Carolina Rodríguez
La incertidumbre crece ante la desaparición de Lidya Valdivia Juárez, una joven de 28 años con embarazo avanzado, de quien no se tiene rastro desde hace varios días en el municipio de Acajete.
Frente a la falta de avances claros, sus familiares han comenzado a poner en duda el relato ofrecido por su pareja sentimental, Luis Torres, al considerar que existen elementos que podrían apuntar a un contexto de violencia familiar.
En entrevistas concedidas a Imagen Televisión, los padres y una de las hermanas de Lidya señalaron que, desde el inicio de su embarazo, la joven mostraba cambios notables en su comportamiento emocional. Su hermana, Andrea Valdivia, relató que Lidya se volvió más reservada, con episodios frecuentes de tristeza y llanto, lo que contrastaba con su carácter habitual.
A su vez, el padre de la joven, Agustín Valdivia, recordó que su hija expresaba temores constantes relacionados con su seguridad, incluso hablaba de sueños angustiantes previos a la fecha estimada de parto.
Estas señales han llevado a la familia a no descartar que Lidya enfrentara una situación de violencia de género dentro de su entorno cercano.
La última ocasión en que fue vista ocurrió luego de que recibiera una llamada de su concubino, tras la cual salió del domicilio familiar, ubicado en Bosques de San Sebastián, asegurando que regresaría a su casa donde él la esperaba. No obstante, horas más tarde, alrededor de las 2:30 de la madrugada del domingo, el propio Luis contactó a una de las hermanas de Lidya para preguntar por ella.
Posteriormente, el hombre afirmó contar con un mensaje de voz en el que la joven aseguraba que era seguida por personas desconocidas, sin embargo, no ha permitido que la familia escuche dicho audio.
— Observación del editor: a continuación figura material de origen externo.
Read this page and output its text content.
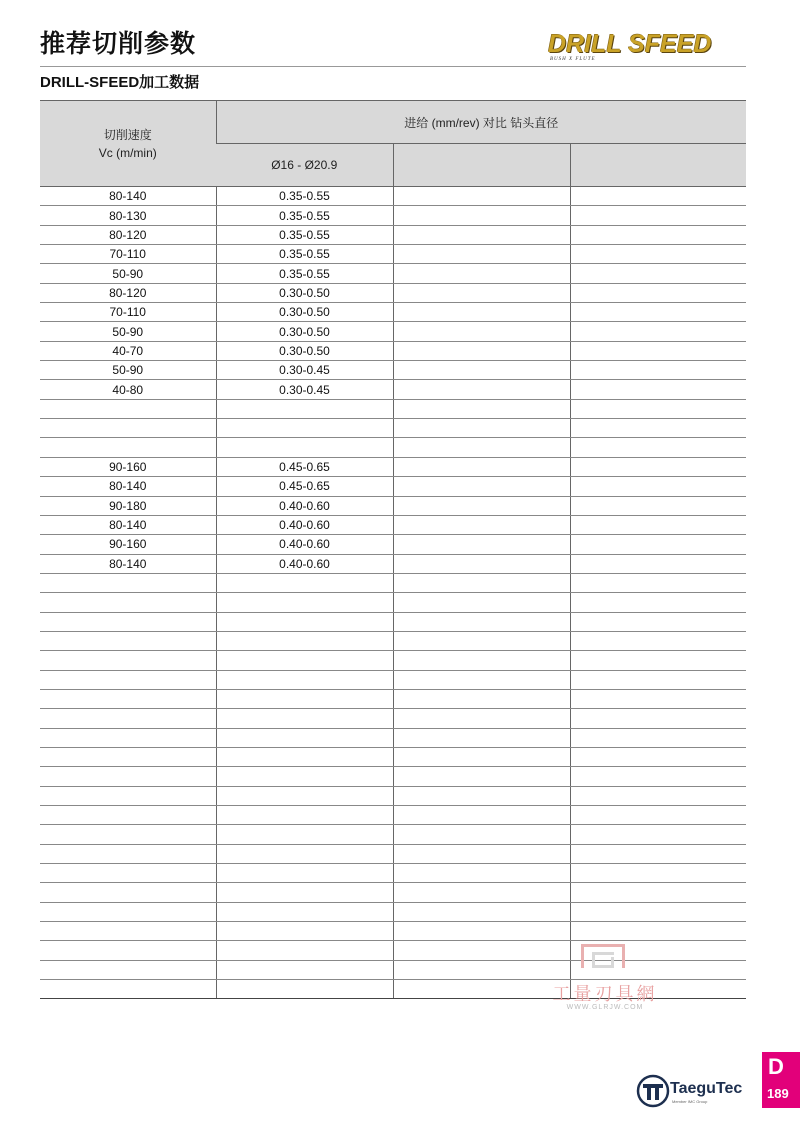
推荐切削参数
DRILL-SFEED加工数据
DRILL SFEED
BUSH X FLUTE
切削速度
Vc (m/min)	进给 (mm/rev) 对比 钻头直径		
	Ø16 - Ø20.9		
80-140	0.35-0.55		
80-130	0.35-0.55		
80-120	0.35-0.55		
70-110	0.35-0.55		
50-90	0.35-0.55		
80-120	0.30-0.50		
70-110	0.30-0.50		
50-90	0.30-0.50		
40-70	0.30-0.50		
50-90	0.30-0.45		
40-80	0.30-0.45		

90-160	0.45-0.65		
80-140	0.45-0.65		
90-180	0.40-0.60		
80-140	0.40-0.60		
90-160	0.40-0.60		
80-140	0.40-0.60		

工量刃具網
WWW.GLRJW.COM
TaeguTec
Member IMC Group
D
189
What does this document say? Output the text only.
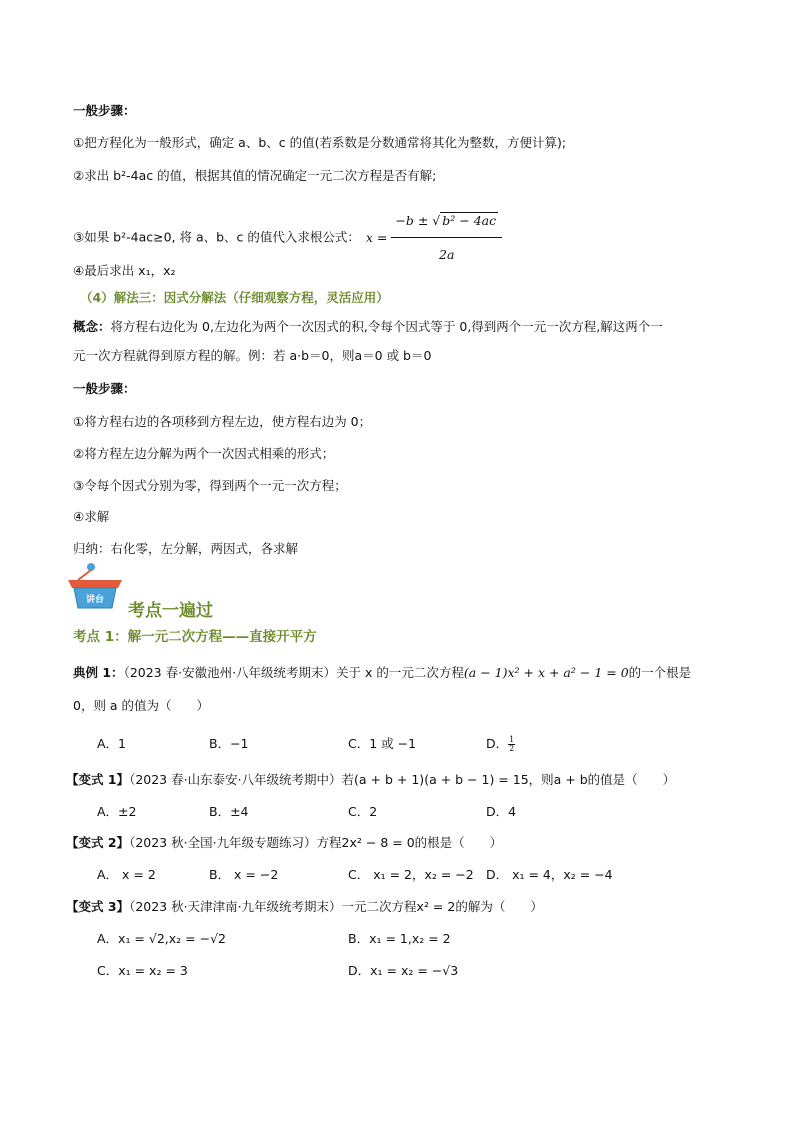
一般步骤：
①把方程化为一般形式，确定 a、b、c 的值(若系数是分数通常将其化为整数，方便计算);
②求出 b²-4ac 的值，根据其值的情况确定一元二次方程是否有解;
③如果 b²-4ac≥0, 将 a、b、c 的值代入求根公式： $x = \frac{\text{−b ± √ b² − 4ac}}{2a}$
④最后求出 x₁，x₂
（4）解法三：因式分解法（仔细观察方程，灵活应用）
概念：将方程右边化为 0,左边化为两个一次因式的积,令每个因式等于 0,得到两个一元一次方程,解这两个一
元一次方程就得到原方程的解。例：若 a·b＝0，则a＝0 或 b＝0
一般步骤：
①将方程右边的各项移到方程左边，使方程右边为 0；
②将方程左边分解为两个一次因式相乘的形式；
③令每个因式分别为零，得到两个一元一次方程；
④求解
归纳：右化零，左分解，两因式，各求解
讲台
考点一遍过
考点 1：解一元二次方程——直接开平方
典例 1：（2023 春·安徽池州·八年级统考期末）关于 x 的一元二次方程(a − 1)x² + x + a² − 1 = 0的一个根是
0，则 a 的值为（　　）
A．1	B．−1	C．1 或 −1	D． $\frac{1}{2}$
【变式 1】（2023 春·山东泰安·八年级统考期中）若(a + b + 1)(a + b − 1) = 15，则a + b的值是（　　）
A．±2	B．±4	C．2	D．4
【变式 2】（2023 秋·全国·九年级专题练习）方程2x² − 8 = 0的根是（　　）
A． x = 2	B． x = −2	C． x₁ = 2，x₂ = −2 D． x₁ = 4，x₂ = −4
【变式 3】（2023 秋·天津津南·九年级统考期末）一元二次方程x² = 2的解为（　　）
A．x₁ = √2,x₂ = −√2	B．x₁ = 1,x₂ = 2
C．x₁ = x₂ = 3	D．x₁ = x₂ = −√3
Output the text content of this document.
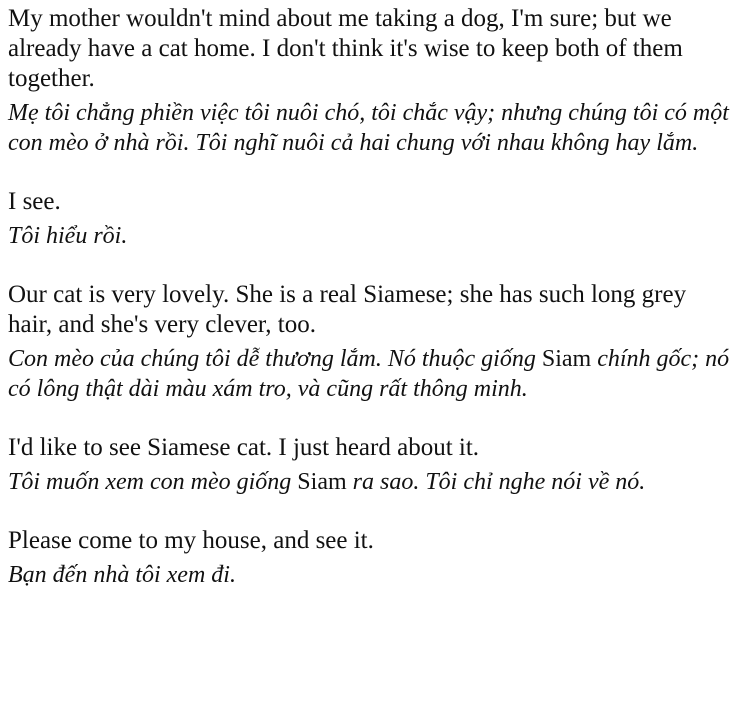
My mother wouldn't mind about me taking a dog, I'm sure; but we already have a cat home. I don't think it's wise to keep both of them together.

Mẹ tôi chẳng phiền việc tôi nuôi chó, tôi chắc vậy; nhưng chúng tôi có một con mèo ở nhà rồi. Tôi nghĩ nuôi cả hai chung với nhau không hay lắm.

I see.

Tôi hiểu rồi.

Our cat is very lovely. She is a real Siamese; she has such long grey hair, and she's very clever, too.

Con mèo của chúng tôi dễ thương lắm. Nó thuộc giống Siam chính gốc; nó có lông thật dài màu xám tro, và cũng rất thông minh.

I'd like to see Siamese cat. I just heard about it.

Tôi muốn xem con mèo giống Siam ra sao. Tôi chỉ nghe nói về nó.

Please come to my house, and see it.

Bạn đến nhà tôi xem đi.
De igual forma, únicamente mostró una fotografía de supuestos perseguidores, material que los familiares consideran insuficiente y poco claro.
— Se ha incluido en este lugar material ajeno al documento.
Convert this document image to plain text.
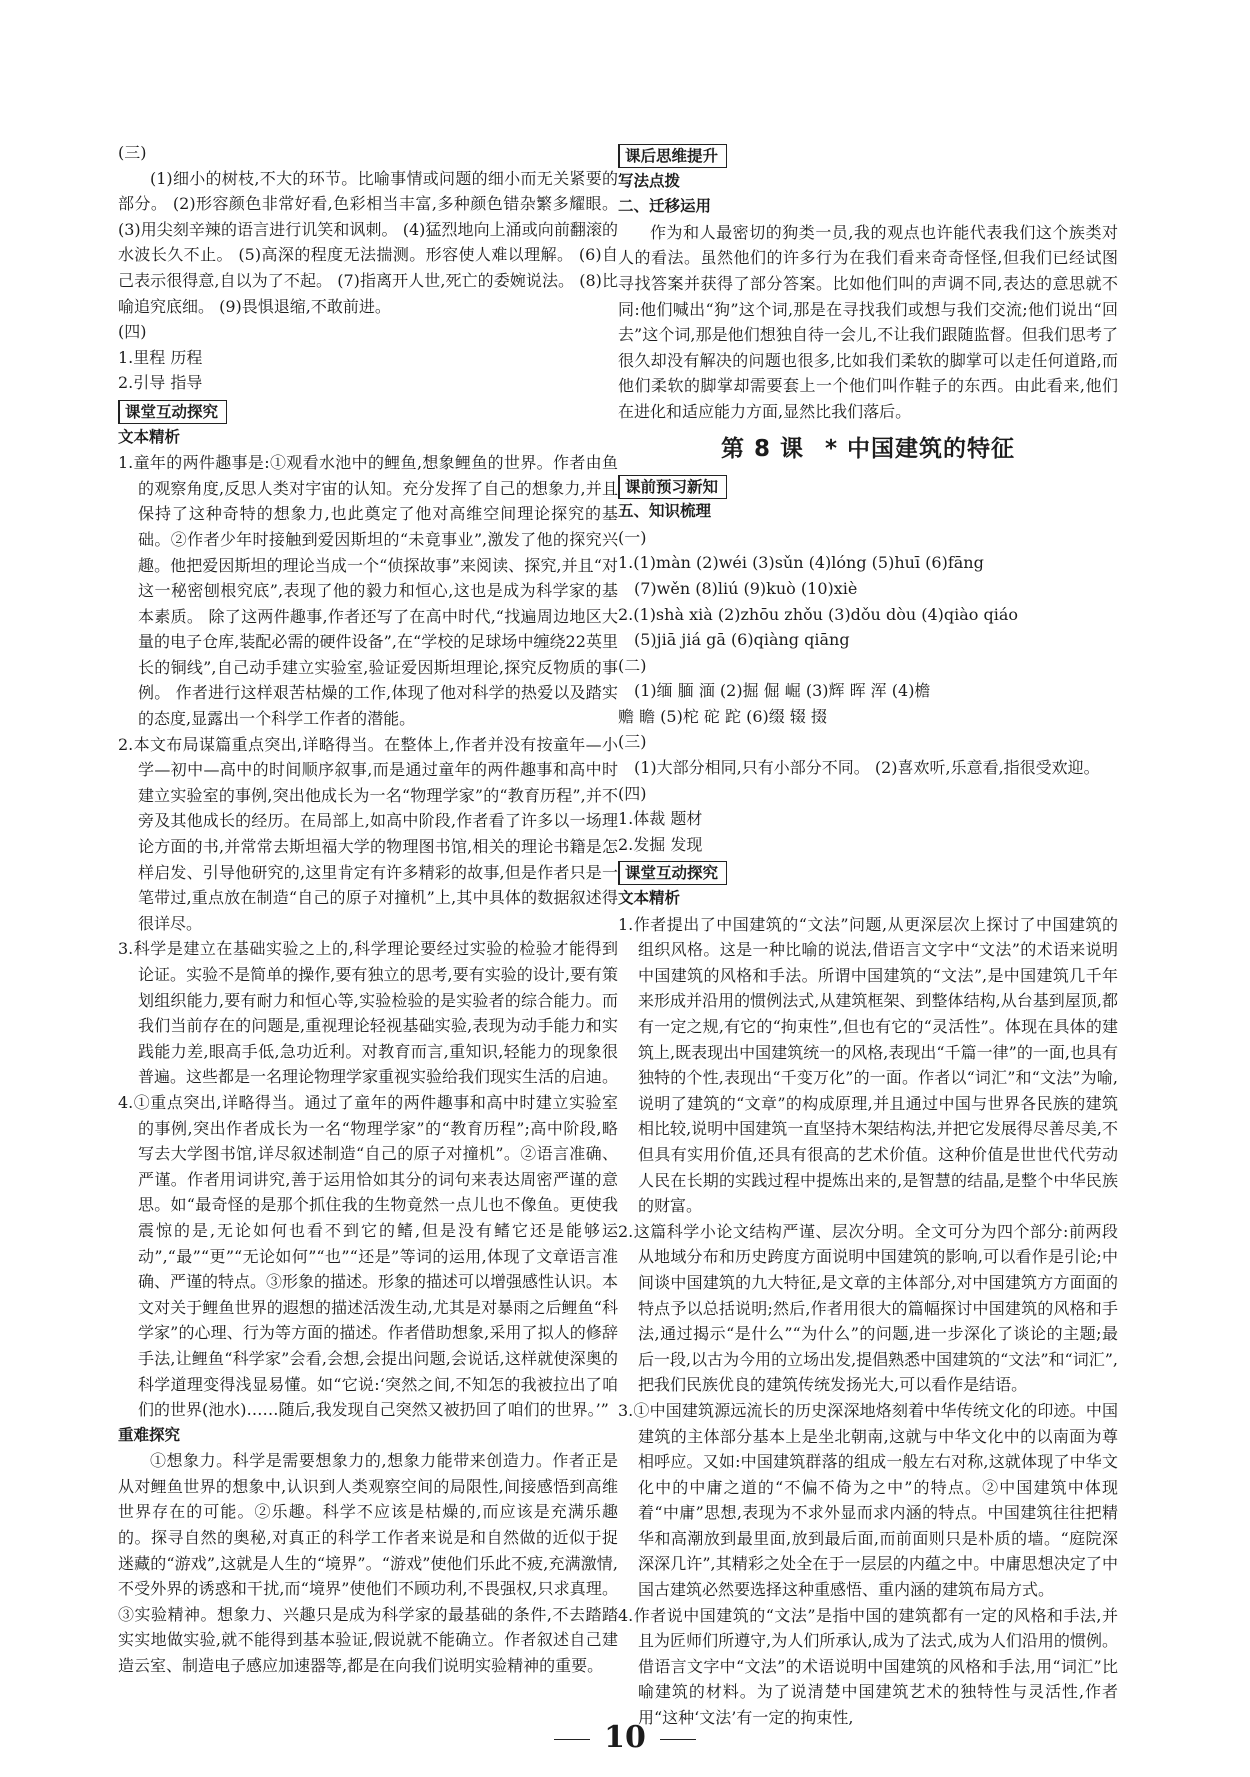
(三)

(1)细小的树枝,不大的环节。比喻事情或问题的细小而无关紧要的部分。 (2)形容颜色非常好看,色彩相当丰富,多种颜色错杂繁多耀眼。 (3)用尖刻辛辣的语言进行讥笑和讽刺。 (4)猛烈地向上涌或向前翻滚的水波长久不止。 (5)高深的程度无法揣测。形容使人难以理解。 (6)自己表示很得意,自以为了不起。 (7)指离开人世,死亡的委婉说法。 (8)比喻追究底细。 (9)畏惧退缩,不敢前进。

(四)

1.里程 历程

2.引导 指导

课堂互动探究

文本精析

1.童年的两件趣事是:①观看水池中的鲤鱼,想象鲤鱼的世界。作者由鱼的观察角度,反思人类对宇宙的认知。充分发挥了自己的想象力,并且保持了这种奇特的想象力,也此奠定了他对高维空间理论探究的基础。②作者少年时接触到爱因斯坦的“未竟事业”,激发了他的探究兴趣。他把爱因斯坦的理论当成一个“侦探故事”来阅读、探究,并且“对这一秘密刨根究底”,表现了他的毅力和恒心,这也是成为科学家的基本素质。 除了这两件趣事,作者还写了在高中时代,“找遍周边地区大量的电子仓库,装配必需的硬件设备”,在“学校的足球场中缠绕22英里长的铜线”,自己动手建立实验室,验证爱因斯坦理论,探究反物质的事例。 作者进行这样艰苦枯燥的工作,体现了他对科学的热爱以及踏实的态度,显露出一个科学工作者的潜能。

2.本文布局谋篇重点突出,详略得当。在整体上,作者并没有按童年—小学—初中—高中的时间顺序叙事,而是通过童年的两件趣事和高中时建立实验室的事例,突出他成长为一名“物理学家”的“教育历程”,并不旁及其他成长的经历。在局部上,如高中阶段,作者看了许多以一场理论方面的书,并常常去斯坦福大学的物理图书馆,相关的理论书籍是怎样启发、引导他研究的,这里肯定有许多精彩的故事,但是作者只是一笔带过,重点放在制造“自己的原子对撞机”上,其中具体的数据叙述得很详尽。

3.科学是建立在基础实验之上的,科学理论要经过实验的检验才能得到论证。实验不是简单的操作,要有独立的思考,要有实验的设计,要有策划组织能力,要有耐力和恒心等,实验检验的是实验者的综合能力。而我们当前存在的问题是,重视理论轻视基础实验,表现为动手能力和实践能力差,眼高手低,急功近利。对教育而言,重知识,轻能力的现象很普遍。这些都是一名理论物理学家重视实验给我们现实生活的启迪。

4.①重点突出,详略得当。通过了童年的两件趣事和高中时建立实验室的事例,突出作者成长为一名“物理学家”的“教育历程”;高中阶段,略写去大学图书馆,详尽叙述制造“自己的原子对撞机”。②语言准确、严谨。作者用词讲究,善于运用恰如其分的词句来表达周密严谨的意思。如“最奇怪的是那个抓住我的生物竟然一点儿也不像鱼。更使我震惊的是,无论如何也看不到它的鳍,但是没有鳍它还是能够运动”,“最”“更”“无论如何”“也”“还是”等词的运用,体现了文章语言准确、严谨的特点。③形象的描述。形象的描述可以增强感性认识。本文对关于鲤鱼世界的遐想的描述活泼生动,尤其是对暴雨之后鲤鱼“科学家”的心理、行为等方面的描述。作者借助想象,采用了拟人的修辞手法,让鲤鱼“科学家”会看,会想,会提出问题,会说话,这样就使深奥的科学道理变得浅显易懂。如“它说:‘突然之间,不知怎的我被拉出了咱们的世界(池水)……随后,我发现自己突然又被扔回了咱们的世界。’”

重难探究

①想象力。科学是需要想象力的,想象力能带来创造力。作者正是从对鲤鱼世界的想象中,认识到人类观察空间的局限性,间接感悟到高维世界存在的可能。②乐趣。科学不应该是枯燥的,而应该是充满乐趣的。探寻自然的奥秘,对真正的科学工作者来说是和自然做的近似于捉迷藏的“游戏”,这就是人生的“境界”。“游戏”使他们乐此不疲,充满激情,不受外界的诱惑和干扰,而“境界”使他们不顾功利,不畏强权,只求真理。③实验精神。想象力、兴趣只是成为科学家的最基础的条件,不去踏踏实实地做实验,就不能得到基本验证,假说就不能确立。作者叙述自己建造云室、制造电子感应加速器等,都是在向我们说明实验精神的重要。

课后思维提升

写法点拨

二、迁移运用

作为和人最密切的狗类一员,我的观点也许能代表我们这个族类对人的看法。虽然他们的许多行为在我们看来奇奇怪怪,但我们已经试图寻找答案并获得了部分答案。比如他们叫的声调不同,表达的意思就不同:他们喊出“狗”这个词,那是在寻找我们或想与我们交流;他们说出“回去”这个词,那是他们想独自待一会儿,不让我们跟随监督。但我们思考了很久却没有解决的问题也很多,比如我们柔软的脚掌可以走任何道路,而他们柔软的脚掌却需要套上一个他们叫作鞋子的东西。由此看来,他们在进化和适应能力方面,显然比我们落后。

第 8 课 * 中国建筑的特征
课前预习新知

五、知识梳理

(一)

1.(1)màn (2)wéi (3)sǔn (4)lóng (5)huī (6)fāng

(7)wěn (8)liú (9)kuò (10)xiè

2.(1)shà xià (2)zhōu zhǒu (3)dǒu dòu (4)qiào qiáo

(5)jiā jiá gā (6)qiàng qiāng

(二)

(1)缅 腼 湎 (2)掘 倔 崛 (3)辉 晖 浑 (4)檐

赡 瞻 (5)柁 砣 跎 (6)缀 辍 掇

(三)

(1)大部分相同,只有小部分不同。 (2)喜欢听,乐意看,指很受欢迎。

(四)

1.体裁 题材

2.发掘 发现

课堂互动探究

文本精析

1.作者提出了中国建筑的“文法”问题,从更深层次上探讨了中国建筑的组织风格。这是一种比喻的说法,借语言文字中“文法”的术语来说明中国建筑的风格和手法。所谓中国建筑的“文法”,是中国建筑几千年来形成并沿用的惯例法式,从建筑框架、到整体结构,从台基到屋顶,都有一定之规,有它的“拘束性”,但也有它的“灵活性”。体现在具体的建筑上,既表现出中国建筑统一的风格,表现出“千篇一律”的一面,也具有独特的个性,表现出“千变万化”的一面。作者以“词汇”和“文法”为喻,说明了建筑的“文章”的构成原理,并且通过中国与世界各民族的建筑相比较,说明中国建筑一直坚持木架结构法,并把它发展得尽善尽美,不但具有实用价值,还具有很高的艺术价值。这种价值是世世代代劳动人民在长期的实践过程中提炼出来的,是智慧的结晶,是整个中华民族的财富。

2.这篇科学小论文结构严谨、层次分明。全文可分为四个部分:前两段从地域分布和历史跨度方面说明中国建筑的影响,可以看作是引论;中间谈中国建筑的九大特征,是文章的主体部分,对中国建筑方方面面的特点予以总括说明;然后,作者用很大的篇幅探讨中国建筑的风格和手法,通过揭示“是什么”“为什么”的问题,进一步深化了谈论的主题;最后一段,以古为今用的立场出发,提倡熟悉中国建筑的“文法”和“词汇”,把我们民族优良的建筑传统发扬光大,可以看作是结语。

3.①中国建筑源远流长的历史深深地烙刻着中华传统文化的印迹。中国建筑的主体部分基本上是坐北朝南,这就与中华文化中的以南面为尊相呼应。又如:中国建筑群落的组成一般左右对称,这就体现了中华文化中的中庸之道的“不偏不倚为之中”的特点。②中国建筑中体现着“中庸”思想,表现为不求外显而求内涵的特点。中国建筑往往把精华和高潮放到最里面,放到最后面,而前面则只是朴质的墙。“庭院深深深几许”,其精彩之处全在于一层层的内蕴之中。中庸思想决定了中国古建筑必然要选择这种重感悟、重内涵的建筑布局方式。

4.作者说中国建筑的“文法”是指中国的建筑都有一定的风格和手法,并且为匠师们所遵守,为人们所承认,成为了法式,成为人们沿用的惯例。借语言文字中“文法”的术语说明中国建筑的风格和手法,用“词汇”比喻建筑的材料。为了说清楚中国建筑艺术的独特性与灵活性,作者用“这种‘文法’有一定的拘束性,

10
Estas inconsistencias han generado desconfianza, particularmente en torno a la existencia del audio y la validez de la evidencia visual presentada.
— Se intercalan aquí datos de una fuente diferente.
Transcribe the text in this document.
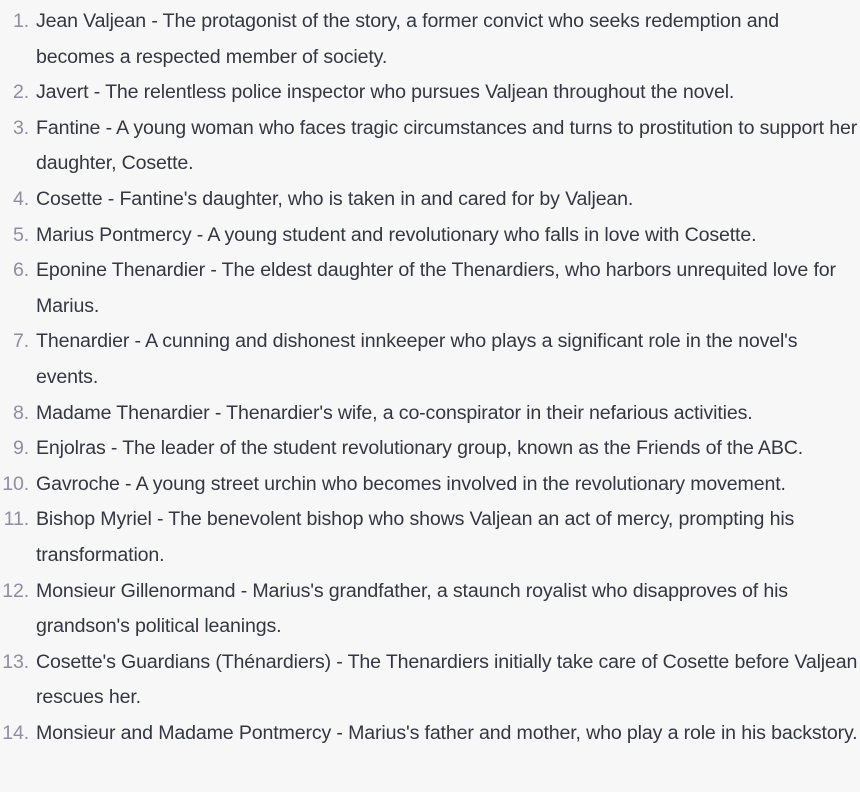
1. Jean Valjean - The protagonist of the story, a former convict who seeks redemption and becomes a respected member of society.
2. Javert - The relentless police inspector who pursues Valjean throughout the novel.
3. Fantine - A young woman who faces tragic circumstances and turns to prostitution to support her daughter, Cosette.
4. Cosette - Fantine's daughter, who is taken in and cared for by Valjean.
5. Marius Pontmercy - A young student and revolutionary who falls in love with Cosette.
6. Eponine Thenardier - The eldest daughter of the Thenardiers, who harbors unrequited love for Marius.
7. Thenardier - A cunning and dishonest innkeeper who plays a significant role in the novel's events.
8. Madame Thenardier - Thenardier's wife, a co-conspirator in their nefarious activities.
9. Enjolras - The leader of the student revolutionary group, known as the Friends of the ABC.
10. Gavroche - A young street urchin who becomes involved in the revolutionary movement.
11. Bishop Myriel - The benevolent bishop who shows Valjean an act of mercy, prompting his transformation.
12. Monsieur Gillenormand - Marius's grandfather, a staunch royalist who disapproves of his grandson's political leanings.
13. Cosette's Guardians (Thénardiers) - The Thenardiers initially take care of Cosette before Valjean rescues her.
14. Monsieur and Madame Pontmercy - Marius's father and mother, who play a role in his backstory.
La titular de la Fiscalía General del Estado, Idamis Pastor, informó que la última señal del teléfono celular de Lidya fue registrada en el Estado de México, dato que incrementó la preocupación de sus seres queridos.
La situación es especialmente delicada debido a que la joven cursa un embarazo de 39 semanas y tres días, por lo que podría entrar en labor de parto en cualquier momento.
Finalmente, la familia difundió una carta abierta dirigida a la ciudadanía, en la que recordaron que Lidya es madre de niños pequeños y suplicaron que, en caso de encontrarse retenida, sea dejada en un lugar seguro.
“Solo queremos que regrese con vida. Todavía se puede evitar una tragedia”, expresaron sus padres y hermanas en el mensaje.